All other things equal… the finer you mill your flour, the “nicer” the resulting dough will be for bread baking. People generally desire dough to be smooth, elastic, extensible in order to get a good rise in the oven and an open (non-dense) crumb in their bread. Finer flour yields more elasticity and extensibility in the dough.

Sifting out the bran and (inevitably) some of the germ will also lead to smoother, more extensible, more elastic dough and hence a lighter more open crumb. But the germ and the bran are where most of the nutritional value in wheat live, along with a lot of the specific flavor profile of a given grain, so there is a tradeoff between dough “performance” and bread nutritional value and flavor.

I think the best way to decide what you like best is to treat every loaf of bread as a science experiment. Keep all the parameters that you can directly control exactly the same except for one thing: in this case, the amount of bran and germ in the flour. Try a loaf with 100% whole grain, and try one where you sift out most of the bran and germ (breadtopia sells sifters) using a fine sifter and maybe running the flour through it twice. Compare the properties of each loaf, knowing that in addition to whatever you can see, feel, and taste, the 100% whole grain loaf has much more nutritional value.

Then you can experiment with stuff in the middle of those extremes by sifting out some bran and germ, but not as much as in your first experiment.

Know also that different kinds of wheat will produce drastically different bread results.

I’ve lately been experimenting with double-milling white wheat berries to get finer flour. The results have been encouraging.

Double-milling sounds interesting. What type of grinder can do this? I don’t think that my high speed grinder allows that. It’s a Blendtec Home Mill. It must take a special mill to do the double-milling process.

I used a friend’s Komo mill like this one:

I just took the milled flour that came out from milling the berries and put it back in the hopper to mill it again.
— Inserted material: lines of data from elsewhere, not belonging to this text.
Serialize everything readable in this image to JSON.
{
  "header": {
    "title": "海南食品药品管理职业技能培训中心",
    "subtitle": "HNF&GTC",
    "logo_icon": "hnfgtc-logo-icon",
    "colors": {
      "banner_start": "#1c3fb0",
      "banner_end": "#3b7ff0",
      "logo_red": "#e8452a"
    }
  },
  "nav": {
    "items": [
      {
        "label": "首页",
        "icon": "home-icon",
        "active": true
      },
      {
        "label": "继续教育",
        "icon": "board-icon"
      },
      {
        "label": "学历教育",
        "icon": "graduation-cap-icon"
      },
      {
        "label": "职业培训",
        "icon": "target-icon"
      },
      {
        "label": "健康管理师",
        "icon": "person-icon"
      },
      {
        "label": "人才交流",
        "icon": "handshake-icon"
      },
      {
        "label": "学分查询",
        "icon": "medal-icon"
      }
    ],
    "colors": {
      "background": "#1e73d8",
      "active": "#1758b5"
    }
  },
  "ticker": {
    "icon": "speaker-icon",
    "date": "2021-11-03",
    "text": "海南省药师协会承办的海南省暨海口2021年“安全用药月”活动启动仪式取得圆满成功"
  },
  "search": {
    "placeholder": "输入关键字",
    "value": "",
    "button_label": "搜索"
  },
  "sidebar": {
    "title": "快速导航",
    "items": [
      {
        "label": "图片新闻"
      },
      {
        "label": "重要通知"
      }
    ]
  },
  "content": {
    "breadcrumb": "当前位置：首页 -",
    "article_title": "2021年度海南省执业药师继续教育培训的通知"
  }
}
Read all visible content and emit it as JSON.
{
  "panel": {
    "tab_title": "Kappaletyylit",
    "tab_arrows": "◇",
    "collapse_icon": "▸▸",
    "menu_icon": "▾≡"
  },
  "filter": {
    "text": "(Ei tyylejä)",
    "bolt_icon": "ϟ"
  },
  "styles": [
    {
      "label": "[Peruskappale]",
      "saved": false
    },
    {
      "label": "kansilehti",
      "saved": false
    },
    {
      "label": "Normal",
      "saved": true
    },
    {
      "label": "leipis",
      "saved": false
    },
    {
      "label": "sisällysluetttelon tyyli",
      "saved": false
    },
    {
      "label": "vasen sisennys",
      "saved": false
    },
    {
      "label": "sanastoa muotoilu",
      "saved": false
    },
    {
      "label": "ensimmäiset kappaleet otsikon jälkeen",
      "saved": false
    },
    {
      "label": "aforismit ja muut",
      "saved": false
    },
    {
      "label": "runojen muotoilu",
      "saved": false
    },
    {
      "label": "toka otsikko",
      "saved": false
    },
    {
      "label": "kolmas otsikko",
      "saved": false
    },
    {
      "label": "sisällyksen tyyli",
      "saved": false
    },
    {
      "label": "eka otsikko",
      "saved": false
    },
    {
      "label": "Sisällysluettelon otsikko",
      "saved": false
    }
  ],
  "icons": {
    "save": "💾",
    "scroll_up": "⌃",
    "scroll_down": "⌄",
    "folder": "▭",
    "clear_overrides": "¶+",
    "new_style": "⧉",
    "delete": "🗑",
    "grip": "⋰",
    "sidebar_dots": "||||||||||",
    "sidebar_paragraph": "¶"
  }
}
I agree with Paul that different wheat berries give different performing flours but the fun is figuring out how to work with each one. White wheat is my go to because of it is not quite as assertive, but it is enjoyable to experiment with orhers. The double milling technique works well but I wouldn’t have tried it with the high speed mill used before I got my KoMo. Most of the time I regrind just the sifted out bran. Even if I decide to use the bran elsewhere with that technique the extration rate using a 40 mesh sieve is around 95% with Wheat Montana Prairie Gold which is pretty close to whole nutritionally. I hope you enjoy experimenting.